Мейерхольд: Драма красного Карабаса - страница 2
Я стал читать оглавление. Там перечислялись с десяток ведущих московских и ленинградских театров, в том числе уже закрытых или переименованных. О последних я либо что-то слышал, либо даже бывал в них (успел посмотреть в Камерном волшебную «Адриенну Лекуврер» с Алисой Коонен и какой-то очень плохой, скучный современный спектакль в еврейском ГОСЕТЕ).
Но вдруг — стоп! Среди прочих в книжке был назван «Театр имени Мейерхольда». Имени? Имени! И монологов в этом разделе были удостоены лишь двое: Игорь Ильинский и этот самый Мейерхольд. Правда, некто от руки написал на внутренней стороне обложки, что ожидается еще и второй том, где должны быть другие актеры, в том числе и какая-то Зинаида Райх, о которой я тоже ничего не знал (этот ожидаемый том, как я потом узнал, почему-то не вышел).
Поскольку каждый монолог предварялся маленькой фотографией, я сразу понял, что носатый профиль на обложке принадлежит этому неизвестному мне Мейерхольду. Я зачитался и даже не заметил, что Игорь Владимирович стоит рядом и смотрит на меня. Одну из последних фраз его монолога в книге я успел прочесть: «В этом же году (22 г.) был сыгран «Великодушный рогоносец». В. Э. Мейерхольд стал для меня любимейшим мастером и учителем».
Увидев его рядом, я немного растерялся и пролепетал: «Можно мне взять эту книжку… почитать?». — «Возьми, если обещаешь никому про нее не рассказывать… Возьми насовсем. В подарок». Я задохнулся от благодарности и наивно спросил: «Никому-никому?» «Матери можно… Дай надпишу».
И написал — карандашом — одну лишь фразу: «О чем знаешь — молчок!»
Эта книжка, ставшая заветной, до сих пор у меня.
АГОНИЯ
Пошли мне бури и ненастья,
Даруй мучительные дни,
Но от преступного бесстрастья
И от покоя сохрани…
Иван Аксаков(одно из любимых стихотворений Мейерхольда)
Теперь я знаю: он был обречен. Обречен заранее — за десять лет до гибели. Обречен садистски-злобно, мстительно… кроваво. Его агония готовилась исподволь, методично. Как говорится в популярной пословице, «из «ледка в жарок, из жарка в ледок». Всё последнее десятилетие его жизни, начиная с первых пагубных побед сталинской революции, эта агония — то умеряясь, то обостряясь — давала о себе знать. Но он, подобно многим его коллегам, неприятелям и сотоварищам, не принимал это всерьез. Не слышал. И не слушал. Ибо не хотел ни слышать, ни слушать.

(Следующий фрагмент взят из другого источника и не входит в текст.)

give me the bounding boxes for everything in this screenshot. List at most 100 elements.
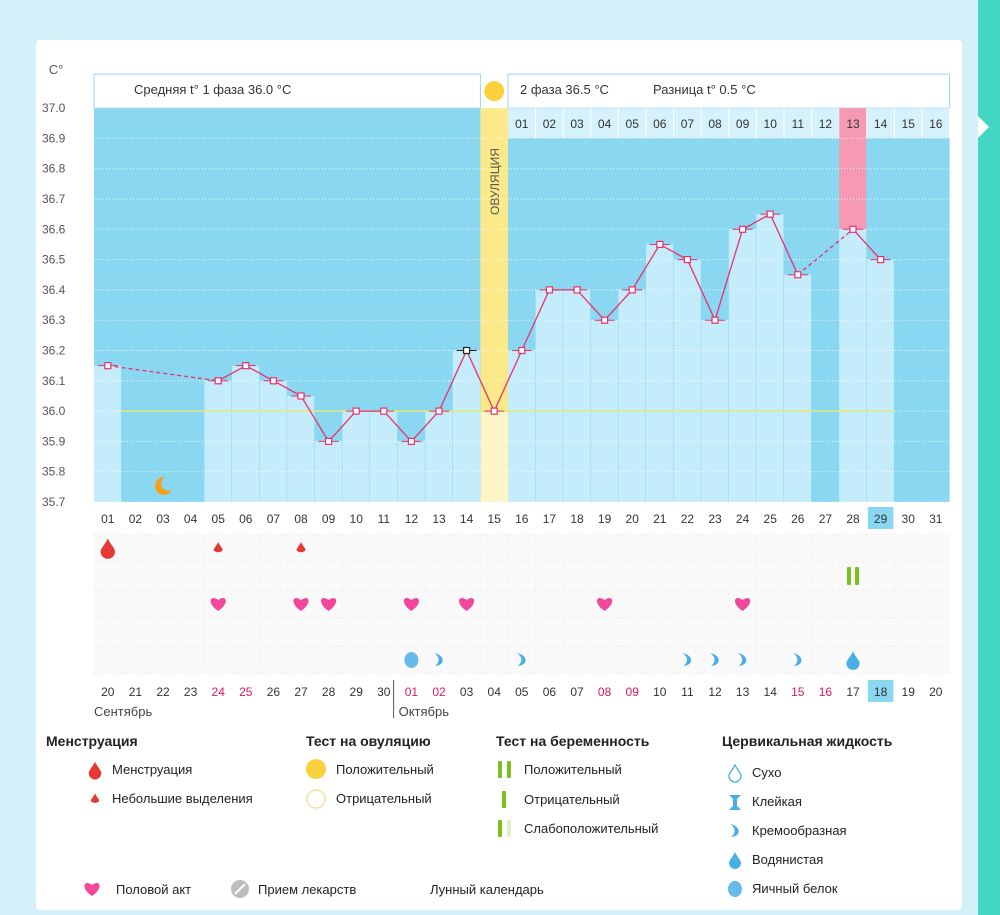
legend-watery-label: Водянистая	[752, 852, 824, 867]
temperature-point[interactable]	[876, 256, 885, 264]
temperature-bar	[287, 395, 315, 502]
temperature-point[interactable]	[738, 225, 747, 233]
y-tick-label: 36.5	[42, 253, 66, 267]
watery-icon	[846, 651, 860, 670]
temperature-point[interactable]	[242, 362, 250, 370]
temperature-point[interactable]	[269, 377, 277, 385]
cycle-day-label: 10	[350, 512, 364, 526]
legend-ovulation-positive-icon	[306, 759, 326, 779]
temperature-point[interactable]	[656, 240, 664, 249]
legend-cervical-title: Цервикальная жидкость	[722, 733, 893, 749]
calendar-date-label: 07	[570, 685, 584, 699]
y-tick-label: 36.0	[42, 404, 66, 418]
temperature-bar	[618, 289, 646, 502]
calendar-date-label: 18	[874, 685, 888, 699]
temperature-point[interactable]	[325, 437, 333, 445]
temperature-point[interactable]	[352, 407, 360, 415]
ovulation-label: ОВУЛЯЦИЯ	[488, 148, 502, 215]
calendar-date-label: 09	[626, 685, 640, 699]
phase2-day-label: 12	[819, 117, 833, 131]
temperature-point[interactable]	[407, 437, 415, 445]
temperature-line-segment	[217, 365, 247, 382]
phase2-header	[507, 73, 951, 109]
cycle-day-label: 23	[708, 512, 722, 526]
calendar-date-label: 14	[764, 685, 778, 699]
cycle-day-label: 31	[929, 512, 943, 526]
temperature-point[interactable]	[490, 407, 498, 415]
temperature-point[interactable]	[683, 256, 692, 264]
calendar-date-label: 05	[515, 685, 529, 699]
temperature-point[interactable]	[435, 407, 443, 415]
legend-spotting-icon	[90, 793, 100, 803]
creamy-icon	[516, 653, 526, 666]
calendar-date-label: 03	[460, 685, 474, 699]
legend-ovulation-negative-label: Отрицательный	[336, 791, 432, 806]
legend-menstruation-icon	[88, 761, 102, 780]
phase2-day-label: 11	[792, 117, 805, 131]
temperature-bar	[232, 365, 260, 502]
y-tick-label: 36.9	[42, 131, 66, 145]
month-label-september: Сентябрь	[94, 704, 152, 719]
temperature-bar	[839, 229, 867, 503]
legend-pregnancy-positive-icon	[498, 761, 502, 778]
temperature-point[interactable]	[849, 225, 857, 233]
phase2-day-label: 09	[736, 117, 750, 131]
y-unit-label: C°	[49, 62, 64, 77]
legend-pregnancy-weak-label: Слабоположительный	[524, 821, 659, 836]
temperature-line-segment	[852, 228, 882, 261]
calendar-date-label: 01	[405, 685, 419, 699]
calendar-date-label: 06	[543, 685, 557, 699]
temperature-point[interactable]	[297, 392, 305, 400]
temperature-point[interactable]	[794, 271, 802, 279]
calendar-date-label: 22	[156, 685, 170, 699]
cycle-day-label: 29	[874, 512, 888, 526]
temperature-line-segment	[576, 289, 606, 321]
legend-egg-white-label: Яичный белок	[752, 881, 838, 896]
y-tick-label: 36.2	[42, 344, 66, 358]
calendar-date-label: 13	[736, 685, 750, 699]
temperature-line-segment	[742, 213, 771, 230]
temperature-point[interactable]	[711, 316, 719, 324]
temperature-line-segment	[328, 410, 357, 442]
phase1-average-text: Средняя t° 1 фаза 36.0 °C	[134, 82, 291, 97]
expand-arrow-icon[interactable]	[978, 116, 989, 138]
cycle-day-label: 15	[488, 512, 502, 526]
legend-dry-label: Сухо	[752, 765, 782, 780]
ovulation-column-bar	[480, 411, 508, 502]
legend-lunar-icon	[408, 879, 425, 898]
temperature-point[interactable]	[573, 286, 581, 294]
temperature-point[interactable]	[545, 286, 553, 294]
legend-watery-icon	[729, 852, 741, 869]
temperature-point[interactable]	[766, 210, 774, 218]
phase2-day-label: 10	[764, 117, 778, 131]
y-tick-label: 36.1	[42, 374, 66, 388]
phase2-day-highlight	[839, 108, 867, 139]
calendar-date-label: 27	[294, 685, 308, 699]
temperature-point[interactable]	[600, 316, 609, 324]
creamy-icon	[792, 653, 802, 666]
legend-pregnancy-weak-icon	[498, 820, 502, 837]
legend-pregnancy-weak-icon	[507, 820, 511, 837]
temperature-line-segment	[604, 289, 633, 321]
highlight-column	[839, 128, 867, 230]
creamy-icon	[737, 653, 747, 666]
calendar-date-label: 20	[101, 685, 115, 699]
temperature-point[interactable]	[104, 362, 112, 370]
temperature-point[interactable]	[628, 286, 636, 294]
temperature-point[interactable]	[380, 407, 388, 415]
temperature-line-segment	[659, 243, 688, 261]
temperature-bar	[425, 411, 453, 502]
temperature-point[interactable]	[214, 377, 222, 385]
today-cycle-day-highlight	[867, 507, 894, 529]
moon-icon	[154, 476, 172, 495]
temperature-point[interactable]	[463, 346, 471, 355]
cycle-day-label: 13	[432, 512, 446, 526]
phase1-header	[93, 73, 481, 109]
temperature-bar	[342, 411, 370, 502]
cycle-day-label: 11	[378, 512, 391, 526]
egg-white-icon	[404, 652, 419, 668]
today-date-highlight	[867, 680, 894, 702]
temperature-bar	[673, 259, 701, 502]
cycle-day-label: 07	[267, 512, 281, 526]
temperature-point[interactable]	[518, 346, 526, 355]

Как не вспомнить великого Михаила Чехова! Как не поразиться его прозорливости!
1930 год, Берлин. Триумфальный вояж ТИМа — Театра имени Мейерхольда. Полные залы. Аплодисменты. Восторженные статьи. И — приватный разговор в отеле. Эмигрант (Чехов), Гастролер (Мейерхольд) и звезда его театра, его Галатея, его боготворимая муза — Зинаида Райх. Долгий разговор мужчин завершается двумя встречными фразами. «Не возвращайтесь в Москву, — говорит гениальный артист. — Вас там убьют… расстреляют». — «Вполне возможно, — соглашается гениальный режиссер. — И всё же я вернусь. И знаете почему? Из честности». В разговор истерически врывается муза. Грубо обрывает Чехова: «Не смейте так говорить! Вы не имеете права! Вы предатель! Не слушай его!» (Мейерхольду.) Режиссер повинуется — Райх была единственной, способной укротить его непокорный нрав.

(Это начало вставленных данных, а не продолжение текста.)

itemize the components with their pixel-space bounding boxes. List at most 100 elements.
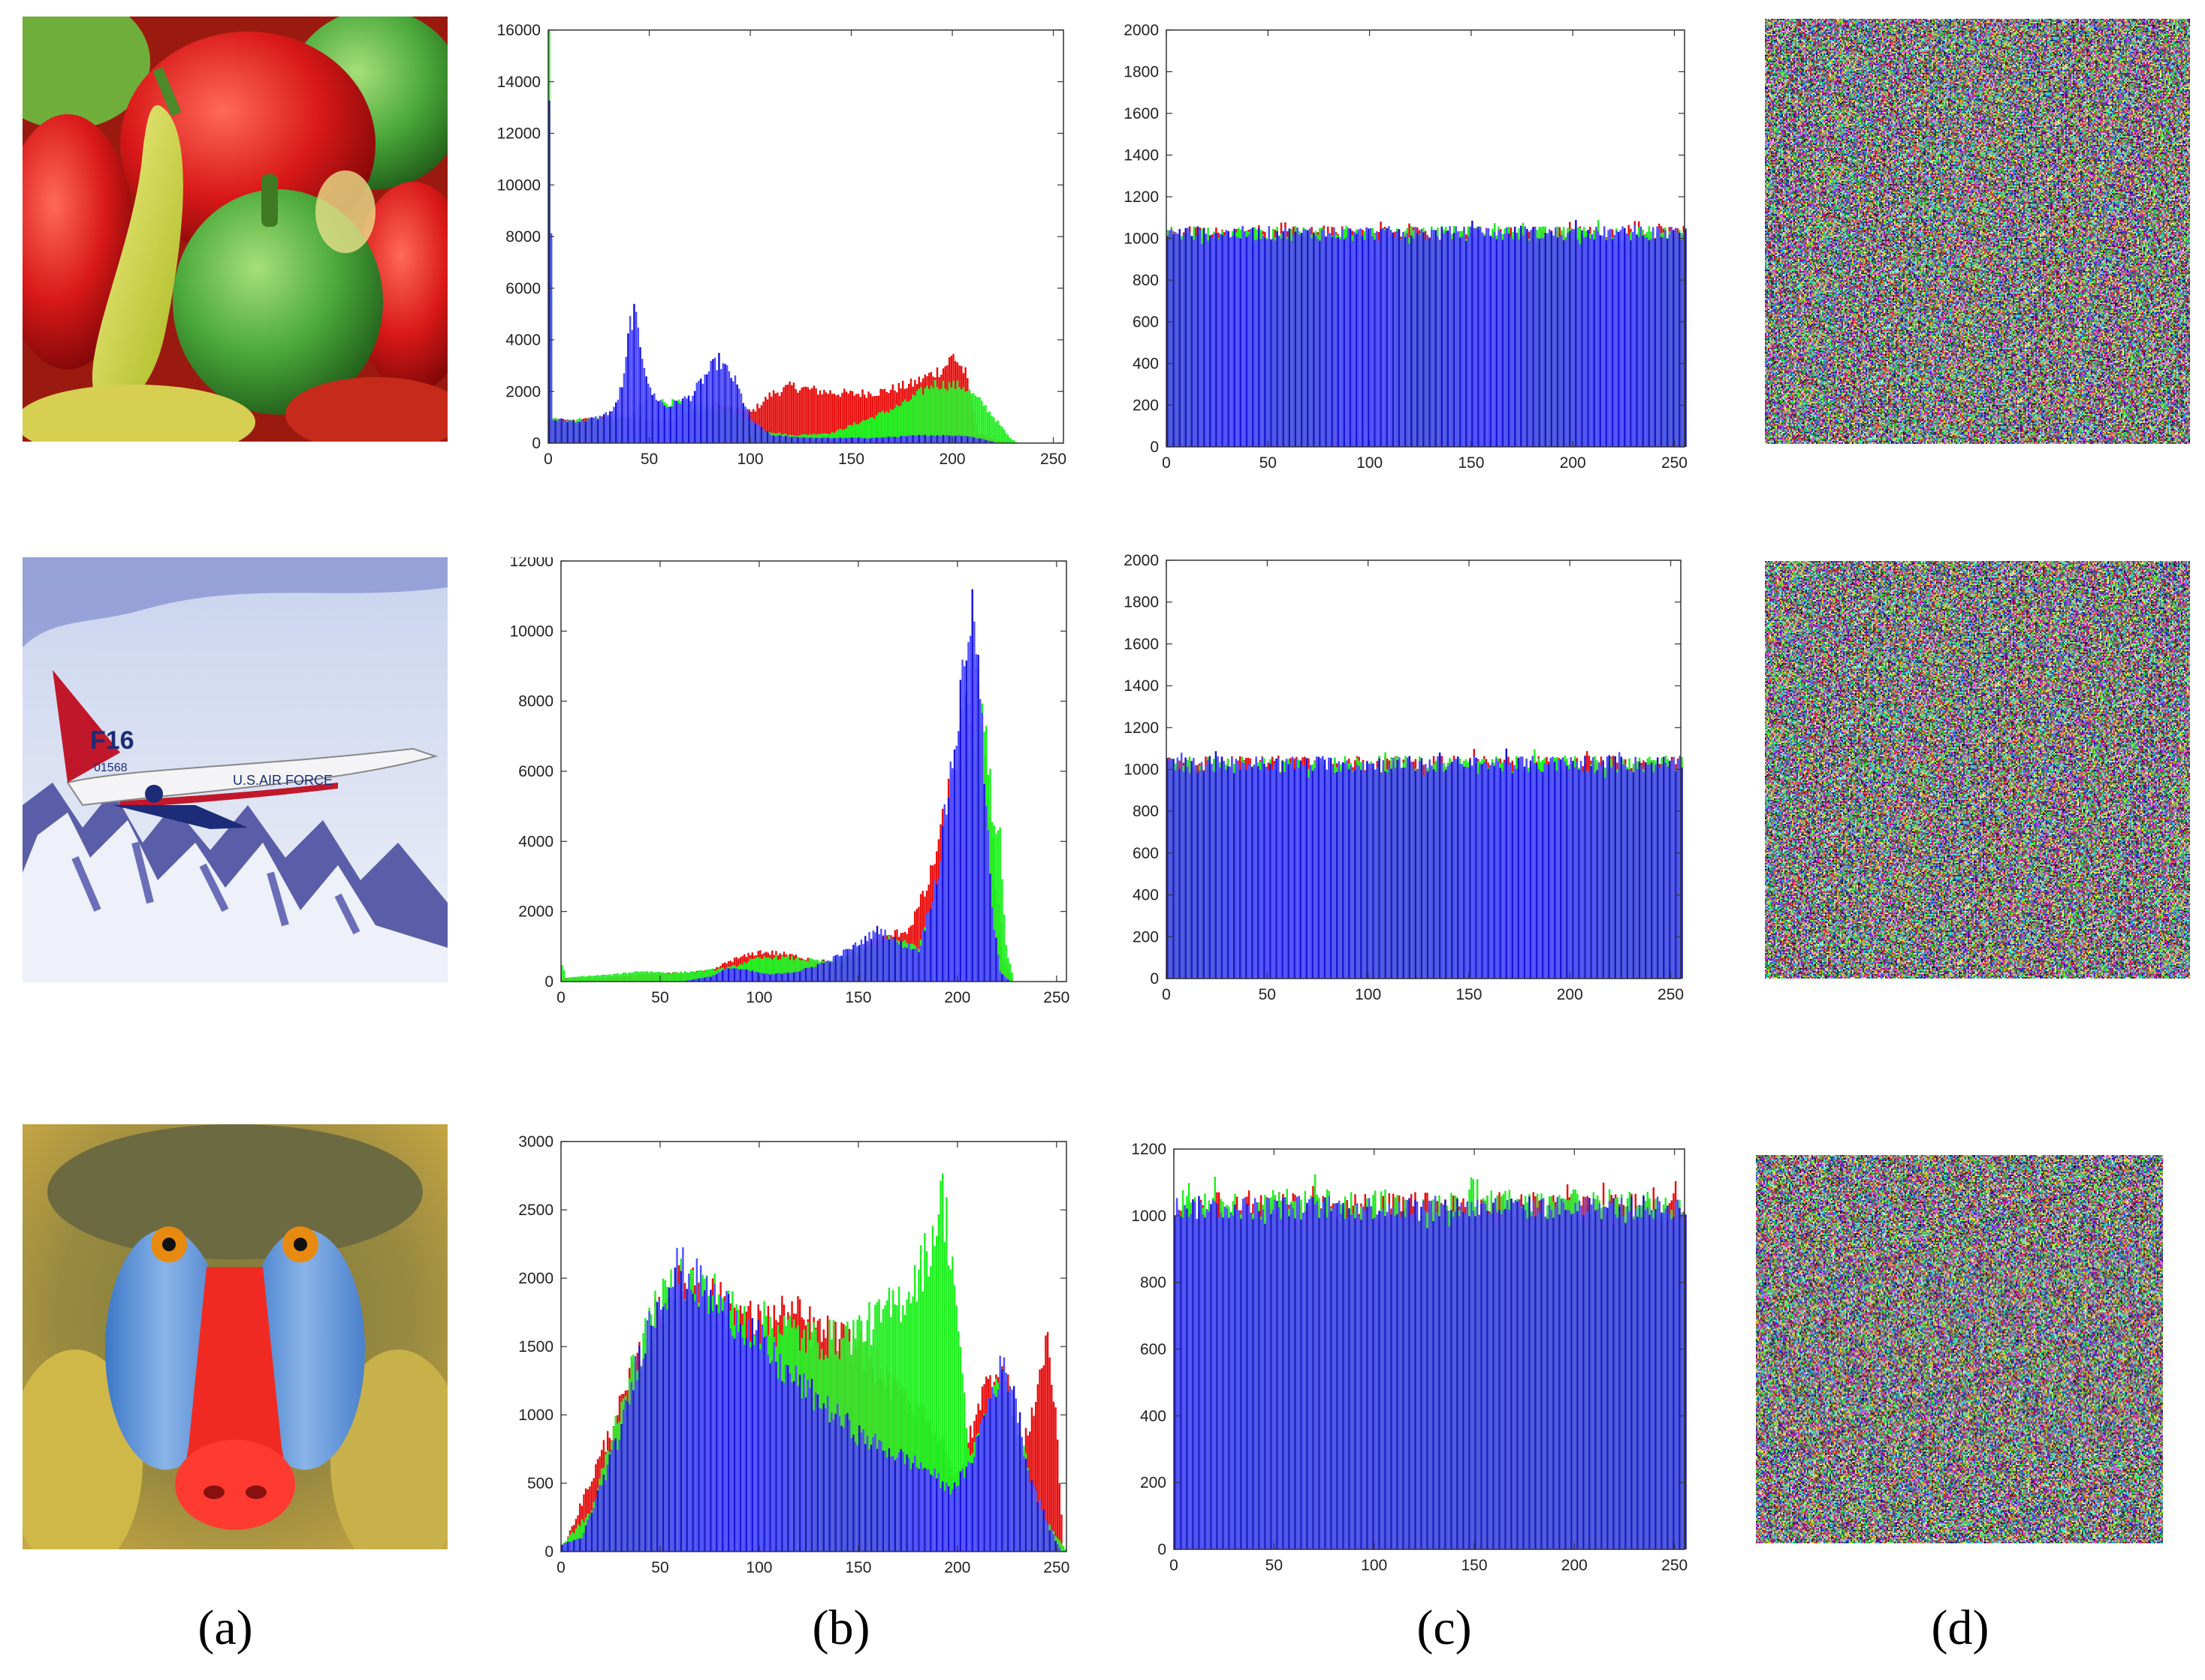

Мейерхольд был вечным смутьяном. Вечным и бескорыстным провокатором — легкомысленно-бесстрашным и при этом бескомпромиссно честным. Этой наивной и принципиальной честности он держался всю жизнь, с ранней юности. Держался даже тогда, когда «спотыкался» и позволял себе (как правило, под горячую руку) явную несправедливость. Вечная тема «гений и злодейство» по отношению к нему звучит особенно остро: слишком многие — даже те, кто восхищался им, — видели в нем капризного деспота, не дававшего жизни ни родным, ни коллегам, ни тем более актерам его театра. Говорили, что именно с него Алексей Толстой списал своего «доктора кукольных наук» Карабаса-Барабаса — классического сказочного злодея.
Да, ему случалось впадать и в гордыню, и в оскорбительное высокомерие, но все равно он был честен и благороден. Лишь изредка, когда до мозгов его — вдруг! — доходила смертельная угроза его делу, его творческому (а заодно и житейскому) благополучию, спохватывался и нехотя проявлял видимость компромисса, видимость раскаяния и покаяния. Так было надо. Так было тоже честно… по-своему.